Sebagaimana diketahui, hak siar pertandingan sejumlah liga Eropa selalu diperebutkan oleh stasiun-stasiun televisi, baik itu yang berbayar maupun yang non berbayar (free to air).

Liga Inggris misalnya, sebagai liga paling populer di Indonesia, hak siarnya seringkali berpindah tangan. Masalah muncul jika pemegang hak siarnya adalah stasiun televisi berbayar sehingga hanya dapat dinikmati oleh kalangan masyarakat tertentu.  

Laode mengatakan masyarakat akan lebih nyaman menonton siaran sepakbola di layar kaca jika Pasal 33 ayat (3) UUD 1945 diamandemen. Menurut dia, rumusan Pasal 33 ayat (3) seharusnya ditambahkan kata “udara”. Jadi, yang dinyatakan “dikuasai oleh negara dan dipergunakan untuk sebesar-besarnya kemakmuran rakyat” adalah bumi, air, udara, dan kekayaan alam.

“Udara kita harus dinikmati bersama. Saya dengar, nanti Piala Dunia, kita harus membeli alat lagi bila ingin menonton. Ini bentuk bahwa udara kita (frekuensi siaran televisi,-red) dikuasai oleh segelintir orang. Dan ini tidak ada yang mempersoalkan,” ujarnya.

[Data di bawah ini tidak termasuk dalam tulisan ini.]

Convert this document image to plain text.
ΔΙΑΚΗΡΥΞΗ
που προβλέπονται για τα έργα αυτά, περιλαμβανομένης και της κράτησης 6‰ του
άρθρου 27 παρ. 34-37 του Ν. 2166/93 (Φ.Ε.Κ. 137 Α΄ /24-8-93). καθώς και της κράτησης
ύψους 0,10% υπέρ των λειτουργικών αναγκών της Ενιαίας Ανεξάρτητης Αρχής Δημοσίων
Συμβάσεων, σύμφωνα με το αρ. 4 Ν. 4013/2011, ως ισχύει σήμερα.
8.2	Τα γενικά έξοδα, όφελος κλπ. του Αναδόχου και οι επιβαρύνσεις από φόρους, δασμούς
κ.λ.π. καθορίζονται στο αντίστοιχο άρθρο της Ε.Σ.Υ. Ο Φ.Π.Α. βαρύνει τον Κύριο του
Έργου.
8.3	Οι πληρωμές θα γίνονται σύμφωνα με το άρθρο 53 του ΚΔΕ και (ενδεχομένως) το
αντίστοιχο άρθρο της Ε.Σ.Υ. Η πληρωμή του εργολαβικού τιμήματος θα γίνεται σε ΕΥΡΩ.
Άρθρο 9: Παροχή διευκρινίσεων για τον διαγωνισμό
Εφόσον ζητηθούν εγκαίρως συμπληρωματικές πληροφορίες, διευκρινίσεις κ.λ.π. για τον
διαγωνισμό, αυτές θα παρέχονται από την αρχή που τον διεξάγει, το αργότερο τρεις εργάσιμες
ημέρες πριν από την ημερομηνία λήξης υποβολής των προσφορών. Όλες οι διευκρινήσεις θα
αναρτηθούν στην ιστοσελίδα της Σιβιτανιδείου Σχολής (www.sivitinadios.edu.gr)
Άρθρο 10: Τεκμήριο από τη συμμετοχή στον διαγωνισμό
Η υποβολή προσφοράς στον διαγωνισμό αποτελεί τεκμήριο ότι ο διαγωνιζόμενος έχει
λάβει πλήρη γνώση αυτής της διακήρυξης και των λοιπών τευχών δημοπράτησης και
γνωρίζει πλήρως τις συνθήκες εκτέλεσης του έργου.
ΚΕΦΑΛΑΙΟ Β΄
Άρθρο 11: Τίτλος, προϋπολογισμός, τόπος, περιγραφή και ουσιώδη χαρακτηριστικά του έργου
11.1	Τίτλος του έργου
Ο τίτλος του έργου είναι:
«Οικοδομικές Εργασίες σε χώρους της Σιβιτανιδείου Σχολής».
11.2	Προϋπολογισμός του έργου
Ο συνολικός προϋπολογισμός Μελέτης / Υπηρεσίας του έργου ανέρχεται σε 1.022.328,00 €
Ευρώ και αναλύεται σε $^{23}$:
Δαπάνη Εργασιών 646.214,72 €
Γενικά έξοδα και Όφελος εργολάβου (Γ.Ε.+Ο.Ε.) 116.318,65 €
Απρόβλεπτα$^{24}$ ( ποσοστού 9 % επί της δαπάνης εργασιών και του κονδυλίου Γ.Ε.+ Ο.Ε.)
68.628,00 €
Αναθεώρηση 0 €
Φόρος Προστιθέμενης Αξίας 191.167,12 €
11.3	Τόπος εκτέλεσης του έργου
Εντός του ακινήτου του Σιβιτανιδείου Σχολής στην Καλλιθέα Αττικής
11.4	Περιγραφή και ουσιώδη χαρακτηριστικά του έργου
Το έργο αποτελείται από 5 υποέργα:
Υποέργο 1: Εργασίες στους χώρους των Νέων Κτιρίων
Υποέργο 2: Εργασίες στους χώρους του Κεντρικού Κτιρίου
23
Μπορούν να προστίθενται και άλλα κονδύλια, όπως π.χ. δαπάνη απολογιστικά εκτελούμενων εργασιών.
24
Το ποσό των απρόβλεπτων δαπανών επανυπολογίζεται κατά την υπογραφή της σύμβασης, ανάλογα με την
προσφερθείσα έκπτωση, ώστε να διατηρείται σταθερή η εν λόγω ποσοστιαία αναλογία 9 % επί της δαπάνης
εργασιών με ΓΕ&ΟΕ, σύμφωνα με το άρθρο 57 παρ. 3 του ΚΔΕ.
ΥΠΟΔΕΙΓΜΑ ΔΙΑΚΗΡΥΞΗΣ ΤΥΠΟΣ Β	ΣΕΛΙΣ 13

Sebagai informasi, pemilik hak siar Piala Dunia 2014 Brazil untuk Indonesia adalah TVOne dan ANTV. Dua stasiun televisi free to air ini dimiliki oleh Ketua Umum Partai Golkar Aburizal Bakrie. Selain TVOne dan ANTV, televisi berbayar K-Vision juga memegang hak siar Piala Dunia 2014 Brazil.

Menurut Laode, draf amandemen UUD 1945 usulan DPD sudah memasukkan kata “udara” dalam rumusan Pasal 33 ayat (3).

Ketua Komisi Hukum Nasional (KHN) Prof. JE Sahetapy yang ikut dalam proses empat tahap amandemen konstitusi sebelumnya mengatakan bahwa Pasal 33 UUD 1945 merupakan pasal yang cukup sensitif. Ia mengungkapkan bahkan ada ahli yang menangis agar ketentuan ini tidak diubah.

“Dulu, salah seorang yang rajin membicarakan dan ingin mempertahankan Pasal 33 adalah menantu Bung Hatta yang ahli ekonomi (Prof. Sri Edi Swasono,-red),” kenangnya.

Sekadar mengingatkan, Pasal 33 UUD 1945 tidak mengalami perubahan selama amandemen konstitusi. Hanya saja, pada amandemen keempat, ada dua ayat yang ditambahkan ke dalam pasal ini, yakni ayat (4) dan ayat (5).

Ayat (4) lengkapnya berbunyi,“Perekonomian nasional diselenggarakan berdasar atas demokrasi ekonomi dengan prinsip kebersamaan, efisiensi berkeadilan, berkelanjutan, berwawasan lingkungan, kemandirian, serta dengan menjaga keseimbangan kemajuan dan kesatuan ekonomi nasional”.

Sedangkan, Ayat (5) berbunyi “Ketentuan lebih lanjut mengenai pelaksanaan pasal ini diatur dalam undang-undang”.